Project Honey Pot is an initiative by Unspam, leaders in e-mail, fax, mobile phone and instant messenger do-not-contact registries. The project employs volunteers and currently tracks and identifies harvesters, dictionary attackers, and comment spammers. Project Honey Pot has engaged John Praed called the “Spamhunter General” having represented companies like AOL and Verizon in major anti-spam lawsuits to represent organization’s members in the largest anti-spam lawsuit in history.
Project Honey Pot isn’t in the SMS spammer tracking business yet, but $1 billion would buy allot of resources to expand into an area where the founding org already has business interests.
SPAM presists despite the best efforts of technologists and legal minds. As illustrated in the Verizon Wireless v. I-VEST Global Corporation case, a system and it’s infrastructure to package and route 12 million messages in a burst would require expensive bandwidth and equipment. So, why do spammers spend large sums of money on operations and legal defenses? They are paid very well by those who choose to pass along the cost of advertising their products and services to the consumers they target. And why would companies pay spammers huge fees? Quite simply put - it works. From junk mail in your home or business mailbox, to unsolicited offers in your email, to comments on your blog and even SMS to your phone, direct marketing, i.e., SPAM produces enough of a return and revenue that the costs of doing business are covered.
Consider the words of the first and highest profile commercial spammer on Usenet from almost 14 years ago. The Green Card Lawyers, Lawrence A. Canter and Martha S. Siegel tell us why they would do it again.
There were probably somewhere between 20,000 and 25,000 flames that we received but they were not from 20,000 to 25,000 people. There were individuals who sent us hundreds and thousands. There was one guy who sent us close to 1,000 a day. As far as the positive responses, we did get slightly over 1,000 paying clients out of it.
October 16, 1994 the New York Times featured Canter and Siegel and the business their spam campaign created. The rewards weren’t simply tied to an increase in their immigration law practice, but included a book and a list of new consulting clients.
Their action, called “spamming” in Internet slang, set off a five alarm outbreak of nasty electronic responses, accusing the Phoenix couple of violating the global network’s code of behavior and self-enforced ban on widespread advertising.
The episode forced a debate about commercialism and free speech on the global computer network, which is not governed by any single regulating body. It also earned the pair, who are married, $100,000 in new legal business.
Abandoning their law careers, Mr. Canter and Ms. Siegel formed a consulting company to help businesses and individuals market on the Internet and written a book that details the process. “How to Make a Fortune on the Information Superhighway”….
The creation of businesses to market to SMS and monetize SPAM is only possible, because as spammers will tell you - some people bite. A 2003 report, SPAM - The current state from Andrew Leung of Telus, a Canadian telco, presents the economics of spam. The article claims that spammers have lucrative careers on a response rate of about .005 %. That is, 50 people out of a million are sufficient numbers to justify annoying the other 999,950 recipients and fund the business.

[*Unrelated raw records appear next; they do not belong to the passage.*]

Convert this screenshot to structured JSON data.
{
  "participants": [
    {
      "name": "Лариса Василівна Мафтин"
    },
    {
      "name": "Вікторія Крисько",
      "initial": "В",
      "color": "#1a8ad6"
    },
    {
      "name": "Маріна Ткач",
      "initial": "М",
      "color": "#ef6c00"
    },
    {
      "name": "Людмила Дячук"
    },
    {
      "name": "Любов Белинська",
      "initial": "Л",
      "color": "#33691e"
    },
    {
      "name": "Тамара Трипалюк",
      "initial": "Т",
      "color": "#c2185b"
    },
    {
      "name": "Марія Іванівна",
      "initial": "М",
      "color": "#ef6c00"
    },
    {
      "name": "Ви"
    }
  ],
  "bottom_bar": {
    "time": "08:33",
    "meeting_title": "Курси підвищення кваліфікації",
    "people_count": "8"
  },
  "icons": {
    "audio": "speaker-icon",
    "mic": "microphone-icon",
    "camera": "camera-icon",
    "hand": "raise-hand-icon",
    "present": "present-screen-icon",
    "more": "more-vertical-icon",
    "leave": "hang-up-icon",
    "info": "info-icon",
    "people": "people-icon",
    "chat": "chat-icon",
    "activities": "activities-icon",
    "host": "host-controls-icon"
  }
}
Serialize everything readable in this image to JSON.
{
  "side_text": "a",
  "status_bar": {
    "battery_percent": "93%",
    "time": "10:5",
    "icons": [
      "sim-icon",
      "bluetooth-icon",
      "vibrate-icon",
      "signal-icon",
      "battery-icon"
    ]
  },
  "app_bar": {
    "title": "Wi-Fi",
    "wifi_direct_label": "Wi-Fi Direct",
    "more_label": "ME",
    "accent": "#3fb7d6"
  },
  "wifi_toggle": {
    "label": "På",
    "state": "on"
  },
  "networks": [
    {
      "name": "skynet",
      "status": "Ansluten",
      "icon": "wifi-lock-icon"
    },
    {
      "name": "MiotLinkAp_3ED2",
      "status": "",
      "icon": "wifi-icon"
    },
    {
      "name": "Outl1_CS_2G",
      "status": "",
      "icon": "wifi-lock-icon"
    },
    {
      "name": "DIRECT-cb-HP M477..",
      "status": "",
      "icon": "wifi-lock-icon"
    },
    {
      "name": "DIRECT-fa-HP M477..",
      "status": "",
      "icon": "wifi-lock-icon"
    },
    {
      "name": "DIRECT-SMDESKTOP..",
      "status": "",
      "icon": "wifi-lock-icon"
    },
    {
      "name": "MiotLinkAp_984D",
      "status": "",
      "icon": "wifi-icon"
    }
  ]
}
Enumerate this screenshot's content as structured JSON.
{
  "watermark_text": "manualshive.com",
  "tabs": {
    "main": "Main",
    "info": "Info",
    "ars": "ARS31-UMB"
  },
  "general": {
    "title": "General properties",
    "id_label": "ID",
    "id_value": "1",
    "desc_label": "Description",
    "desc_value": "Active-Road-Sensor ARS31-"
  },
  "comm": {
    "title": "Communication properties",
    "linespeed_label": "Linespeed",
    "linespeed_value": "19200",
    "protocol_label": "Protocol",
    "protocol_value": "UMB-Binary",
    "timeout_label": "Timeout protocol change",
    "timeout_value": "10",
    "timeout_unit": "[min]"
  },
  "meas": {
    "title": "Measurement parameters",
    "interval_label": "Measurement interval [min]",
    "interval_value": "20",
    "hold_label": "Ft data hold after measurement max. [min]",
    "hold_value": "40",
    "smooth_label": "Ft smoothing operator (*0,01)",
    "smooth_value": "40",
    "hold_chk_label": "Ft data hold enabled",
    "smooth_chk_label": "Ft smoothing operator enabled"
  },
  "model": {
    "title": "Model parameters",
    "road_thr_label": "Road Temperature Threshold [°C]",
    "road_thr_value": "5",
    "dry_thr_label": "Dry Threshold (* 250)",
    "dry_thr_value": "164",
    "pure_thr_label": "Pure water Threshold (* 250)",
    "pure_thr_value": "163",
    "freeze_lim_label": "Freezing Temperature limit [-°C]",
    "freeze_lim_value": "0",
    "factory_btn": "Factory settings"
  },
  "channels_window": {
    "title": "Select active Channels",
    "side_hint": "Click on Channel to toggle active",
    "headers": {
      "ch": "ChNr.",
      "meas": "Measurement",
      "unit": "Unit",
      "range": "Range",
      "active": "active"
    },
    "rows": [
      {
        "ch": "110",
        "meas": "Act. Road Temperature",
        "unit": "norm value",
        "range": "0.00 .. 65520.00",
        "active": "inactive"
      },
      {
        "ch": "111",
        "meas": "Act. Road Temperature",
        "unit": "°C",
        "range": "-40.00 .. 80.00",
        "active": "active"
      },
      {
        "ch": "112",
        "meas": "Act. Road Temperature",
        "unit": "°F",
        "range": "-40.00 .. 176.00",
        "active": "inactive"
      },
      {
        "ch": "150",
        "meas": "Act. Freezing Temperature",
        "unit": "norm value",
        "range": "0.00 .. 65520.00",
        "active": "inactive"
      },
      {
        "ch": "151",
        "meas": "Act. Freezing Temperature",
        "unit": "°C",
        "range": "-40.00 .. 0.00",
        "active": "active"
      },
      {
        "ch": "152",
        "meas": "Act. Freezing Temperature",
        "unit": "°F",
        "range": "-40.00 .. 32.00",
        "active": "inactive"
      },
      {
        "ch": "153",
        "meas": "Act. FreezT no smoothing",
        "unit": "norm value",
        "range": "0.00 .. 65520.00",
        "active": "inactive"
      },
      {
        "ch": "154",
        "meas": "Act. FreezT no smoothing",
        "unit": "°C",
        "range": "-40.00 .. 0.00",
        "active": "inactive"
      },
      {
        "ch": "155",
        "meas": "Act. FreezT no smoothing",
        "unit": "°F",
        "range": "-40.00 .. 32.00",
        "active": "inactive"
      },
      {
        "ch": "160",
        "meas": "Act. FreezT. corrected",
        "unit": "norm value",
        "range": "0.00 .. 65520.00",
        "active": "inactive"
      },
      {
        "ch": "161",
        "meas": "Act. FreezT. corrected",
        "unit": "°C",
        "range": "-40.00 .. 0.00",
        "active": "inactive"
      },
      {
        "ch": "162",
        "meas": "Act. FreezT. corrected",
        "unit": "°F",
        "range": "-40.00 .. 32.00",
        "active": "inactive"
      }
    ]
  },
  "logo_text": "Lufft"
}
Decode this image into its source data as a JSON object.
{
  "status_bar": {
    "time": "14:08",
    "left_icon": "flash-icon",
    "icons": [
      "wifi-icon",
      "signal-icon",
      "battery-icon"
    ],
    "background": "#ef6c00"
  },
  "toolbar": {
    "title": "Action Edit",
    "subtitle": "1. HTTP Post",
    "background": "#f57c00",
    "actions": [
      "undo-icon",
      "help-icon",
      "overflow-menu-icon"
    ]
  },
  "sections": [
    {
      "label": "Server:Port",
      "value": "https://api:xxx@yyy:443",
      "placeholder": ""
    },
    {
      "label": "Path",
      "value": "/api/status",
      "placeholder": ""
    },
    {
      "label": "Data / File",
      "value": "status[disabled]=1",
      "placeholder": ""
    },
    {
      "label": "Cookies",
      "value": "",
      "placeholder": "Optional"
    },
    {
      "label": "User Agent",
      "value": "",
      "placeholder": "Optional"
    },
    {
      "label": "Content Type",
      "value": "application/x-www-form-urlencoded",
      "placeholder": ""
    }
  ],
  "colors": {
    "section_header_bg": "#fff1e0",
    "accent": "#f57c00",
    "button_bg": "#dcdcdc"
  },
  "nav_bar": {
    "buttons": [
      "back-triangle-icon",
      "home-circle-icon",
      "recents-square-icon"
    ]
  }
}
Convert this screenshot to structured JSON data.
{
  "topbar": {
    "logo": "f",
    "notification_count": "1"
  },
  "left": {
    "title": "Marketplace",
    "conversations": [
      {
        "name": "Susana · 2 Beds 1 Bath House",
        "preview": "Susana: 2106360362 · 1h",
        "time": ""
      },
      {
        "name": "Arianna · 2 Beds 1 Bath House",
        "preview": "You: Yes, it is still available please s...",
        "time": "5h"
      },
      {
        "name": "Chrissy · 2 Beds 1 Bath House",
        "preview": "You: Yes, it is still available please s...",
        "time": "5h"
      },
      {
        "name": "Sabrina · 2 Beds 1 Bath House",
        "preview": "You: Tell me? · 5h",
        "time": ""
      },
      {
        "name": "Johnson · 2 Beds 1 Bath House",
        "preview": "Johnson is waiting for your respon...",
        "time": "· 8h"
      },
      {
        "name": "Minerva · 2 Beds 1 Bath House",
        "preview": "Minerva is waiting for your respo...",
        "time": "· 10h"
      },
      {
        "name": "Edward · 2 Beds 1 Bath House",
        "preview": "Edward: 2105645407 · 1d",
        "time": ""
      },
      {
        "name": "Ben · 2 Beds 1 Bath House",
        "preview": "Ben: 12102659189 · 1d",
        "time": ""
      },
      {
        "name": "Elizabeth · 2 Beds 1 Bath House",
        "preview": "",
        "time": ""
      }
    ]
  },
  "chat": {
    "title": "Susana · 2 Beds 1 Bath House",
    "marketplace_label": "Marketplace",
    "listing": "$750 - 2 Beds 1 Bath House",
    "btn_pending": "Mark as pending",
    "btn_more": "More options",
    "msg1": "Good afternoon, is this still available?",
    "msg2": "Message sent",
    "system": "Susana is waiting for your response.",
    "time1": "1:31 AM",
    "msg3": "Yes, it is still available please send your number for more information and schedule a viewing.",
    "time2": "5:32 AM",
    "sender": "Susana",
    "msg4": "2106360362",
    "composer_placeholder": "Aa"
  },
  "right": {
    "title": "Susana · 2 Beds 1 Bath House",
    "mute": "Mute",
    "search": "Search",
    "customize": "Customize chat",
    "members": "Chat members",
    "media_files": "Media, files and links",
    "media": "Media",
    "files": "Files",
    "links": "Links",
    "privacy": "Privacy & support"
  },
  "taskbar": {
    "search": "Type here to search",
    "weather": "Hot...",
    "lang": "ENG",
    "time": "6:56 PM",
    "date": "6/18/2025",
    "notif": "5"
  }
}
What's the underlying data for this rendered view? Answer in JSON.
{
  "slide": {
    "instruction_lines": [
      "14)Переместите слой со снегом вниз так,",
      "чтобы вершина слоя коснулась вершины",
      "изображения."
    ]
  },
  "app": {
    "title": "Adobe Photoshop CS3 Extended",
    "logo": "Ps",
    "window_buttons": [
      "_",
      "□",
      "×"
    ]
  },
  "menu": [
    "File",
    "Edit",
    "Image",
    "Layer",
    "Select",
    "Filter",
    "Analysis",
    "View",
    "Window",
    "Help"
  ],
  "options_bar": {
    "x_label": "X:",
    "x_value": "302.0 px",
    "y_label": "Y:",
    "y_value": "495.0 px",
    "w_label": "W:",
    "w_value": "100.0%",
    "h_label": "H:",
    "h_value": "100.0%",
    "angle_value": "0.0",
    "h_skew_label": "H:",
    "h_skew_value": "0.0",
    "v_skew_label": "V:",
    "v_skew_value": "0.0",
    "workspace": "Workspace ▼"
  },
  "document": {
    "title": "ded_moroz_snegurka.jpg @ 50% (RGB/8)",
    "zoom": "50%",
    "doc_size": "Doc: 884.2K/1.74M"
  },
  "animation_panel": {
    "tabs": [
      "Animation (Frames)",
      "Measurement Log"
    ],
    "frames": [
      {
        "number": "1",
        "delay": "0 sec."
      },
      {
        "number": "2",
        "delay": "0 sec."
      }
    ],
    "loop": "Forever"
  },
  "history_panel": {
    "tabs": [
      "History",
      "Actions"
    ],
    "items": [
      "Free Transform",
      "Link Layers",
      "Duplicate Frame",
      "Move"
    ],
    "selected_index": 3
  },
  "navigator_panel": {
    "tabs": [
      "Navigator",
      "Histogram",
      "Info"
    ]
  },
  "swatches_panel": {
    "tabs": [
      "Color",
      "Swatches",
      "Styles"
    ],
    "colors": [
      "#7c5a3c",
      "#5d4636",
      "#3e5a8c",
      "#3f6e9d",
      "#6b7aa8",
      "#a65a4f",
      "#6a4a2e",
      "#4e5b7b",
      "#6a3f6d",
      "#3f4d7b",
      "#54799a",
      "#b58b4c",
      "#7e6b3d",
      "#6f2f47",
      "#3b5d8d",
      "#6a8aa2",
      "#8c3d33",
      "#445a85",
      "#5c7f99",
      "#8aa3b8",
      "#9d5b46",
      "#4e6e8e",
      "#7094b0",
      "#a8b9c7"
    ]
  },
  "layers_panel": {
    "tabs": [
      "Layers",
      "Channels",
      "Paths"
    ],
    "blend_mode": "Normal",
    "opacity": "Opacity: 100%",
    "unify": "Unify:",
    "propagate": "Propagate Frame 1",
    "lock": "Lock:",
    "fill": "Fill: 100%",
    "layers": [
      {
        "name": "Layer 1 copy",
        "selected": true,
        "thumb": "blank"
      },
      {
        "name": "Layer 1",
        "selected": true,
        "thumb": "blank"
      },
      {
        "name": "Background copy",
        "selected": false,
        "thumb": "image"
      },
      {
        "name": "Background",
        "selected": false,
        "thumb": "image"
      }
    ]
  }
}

There are numerous efforts to combat SPAM from technological, to legal and even people powered. Having found its way onto every messaging platform including, email, SMS, IM and blogs, SPAM continues to expand and flourish. So long as the economics of spam are reasonable and those 50 people continue to respond and purchase we, 999,950 other people, will have to endure SPAM. If you have ever responded to an SMS SPAM message, could you please stop doing that? You’re teaching spammers to continue, funding their campaigns and annoying allot of the rest of us in the process.